I remember there was one set of parents that were the last to leave. Their son was eleven and blind and it was his first time away from home without them. Understandably, Porter’s parents seemed a bit apprehensive in spite of the assurances of 4-H adult counselors. But, as the evening program progressed, they were more comfortable with how competent the teenage camp leaders were in taking charge and running things smoothly.
I was amazed, too, in seeing how well organized it was with over 200 kids and how responsive they were to these young leaders, especially Stacey, their 4-H President. At first glance, he surely wasn’t the typical teenager with his offbeat, personal preferences of hair and clothing. It was his magnetic personality and high-energy that was endearing along with his compassion with other kids.
He was the real deal and the kids loved him as well as his 4-H team — Derrick and Brenda. I had never seen another kid have that much influence on young people as well as the adults. My eyes were opened to the potential of youth when given the chance to learn by doing instead of the adults always running the show.
These kids were out of their element of school and friends and placed in a new arena of peers. It was interesting to watch it unfold over the weekend. Those that were once confident were now treading water, watching for what to do and how to act. Others that were more reclusive were feeling safe and coming out of their shells.
Everyone was on the same leveled playing field. All were accepted and treated the same and all had to follow the rules, no exceptions. When one of the leaders addressed a camper to correct them on a rule they broke, it was never challenged. I saw peer pressure in action at its highest positive form.
One example, I remember, was with my youngest daughter. She was never an early riser and I always had trouble in the mornings getting her up and going. The first morning of camp, there was a schedule to follow with breakfast and workshops to attend.
As usual, she was dragging and falling behind in time until Brenda came in and called her out on it and told her, in no uncertain terms, to get herself together and be downstairs. I never saw her move so fast and be glad to do it. After camp, she followed suit and I never had problems with her again.
Over the weekend, wherever Porter needed help in maneuvering his new surroundings there was always another kid ready to jump in right beside him. He never lacked in adding his contributions to the workshops and crafts.

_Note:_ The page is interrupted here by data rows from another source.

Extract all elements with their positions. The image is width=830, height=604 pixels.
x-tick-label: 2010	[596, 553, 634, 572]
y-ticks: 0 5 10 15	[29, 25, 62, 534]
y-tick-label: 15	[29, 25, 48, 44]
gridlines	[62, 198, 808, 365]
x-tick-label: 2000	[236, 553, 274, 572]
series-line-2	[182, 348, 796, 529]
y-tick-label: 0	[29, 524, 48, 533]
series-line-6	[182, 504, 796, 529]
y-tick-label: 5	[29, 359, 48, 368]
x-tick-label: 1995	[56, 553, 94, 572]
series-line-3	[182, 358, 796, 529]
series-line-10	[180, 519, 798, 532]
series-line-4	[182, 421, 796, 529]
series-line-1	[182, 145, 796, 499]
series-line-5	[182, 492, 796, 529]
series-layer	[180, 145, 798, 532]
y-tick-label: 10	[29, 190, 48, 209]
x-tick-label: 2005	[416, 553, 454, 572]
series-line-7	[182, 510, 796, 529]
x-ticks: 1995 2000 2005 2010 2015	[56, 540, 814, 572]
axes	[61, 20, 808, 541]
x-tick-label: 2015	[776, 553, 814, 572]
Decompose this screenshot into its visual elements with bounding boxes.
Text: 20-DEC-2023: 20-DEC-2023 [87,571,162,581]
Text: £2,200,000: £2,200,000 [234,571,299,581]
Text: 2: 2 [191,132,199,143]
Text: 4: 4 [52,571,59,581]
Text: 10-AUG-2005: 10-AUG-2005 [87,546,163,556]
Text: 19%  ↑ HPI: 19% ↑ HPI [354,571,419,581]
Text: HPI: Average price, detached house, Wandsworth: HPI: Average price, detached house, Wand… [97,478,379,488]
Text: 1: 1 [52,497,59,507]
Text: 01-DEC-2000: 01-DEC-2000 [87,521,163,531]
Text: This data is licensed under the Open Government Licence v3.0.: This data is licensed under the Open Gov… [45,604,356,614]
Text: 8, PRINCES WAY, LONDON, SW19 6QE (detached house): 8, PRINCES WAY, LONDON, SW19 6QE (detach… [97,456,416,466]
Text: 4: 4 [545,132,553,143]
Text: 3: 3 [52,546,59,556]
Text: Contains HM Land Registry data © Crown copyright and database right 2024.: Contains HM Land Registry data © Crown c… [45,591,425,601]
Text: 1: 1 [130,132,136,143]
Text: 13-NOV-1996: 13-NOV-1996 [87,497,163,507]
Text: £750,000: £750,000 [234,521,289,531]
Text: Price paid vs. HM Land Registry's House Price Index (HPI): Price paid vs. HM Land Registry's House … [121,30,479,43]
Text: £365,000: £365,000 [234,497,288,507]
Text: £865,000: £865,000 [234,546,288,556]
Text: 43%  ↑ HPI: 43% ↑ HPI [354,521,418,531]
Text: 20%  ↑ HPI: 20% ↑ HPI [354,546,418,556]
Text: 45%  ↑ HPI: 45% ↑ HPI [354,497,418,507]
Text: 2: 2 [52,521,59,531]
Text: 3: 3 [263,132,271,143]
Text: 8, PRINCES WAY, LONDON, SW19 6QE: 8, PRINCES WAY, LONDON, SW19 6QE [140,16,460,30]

In fact, I can still remember that Sunday, the last day of camp, and the feelings of how close we had become in such a short time — kids and adults. The parents were beginning to arrive and we were all assembled in the lodge hall. Some were sitting in chairs and the rest were standing by the wall around the room.
Stacey and his team were taking turns highlighting the events of the weekend and giving their praises for how well everyone had done. It was also a sharing time for the kids, as well. Hearts were touched in everyone on some level and tears started to fall. You got a strong sense that no one wanted it to end.
Then, Porter’s parents announced that he had written a song and wanted to sing and perform it for them. So, Porter was guided to the piano and sang his song. There was not a dry eye in the building and it was a gift of sweet, pure love. I can’t remember too many times in my lifetime that I’ve ever experienced that type of collective love.
Our daughters went on to lead workshops and work closely with the 4-H teams over the years. I could see the challenges they went through at school fitting in and catching heat over challenging decisions they had to make. It was hard but these camps were life savers for them allowing them space to explore and be accepted for who they are.
When I’m with my grandchildren and see youth on TV, I can see the torch has been passed in some form. I can feel the return of love and warmth in my heart knowing that many of our youth have it together and will be there to help others along their way like they did for us so many years ago in 4-H camp.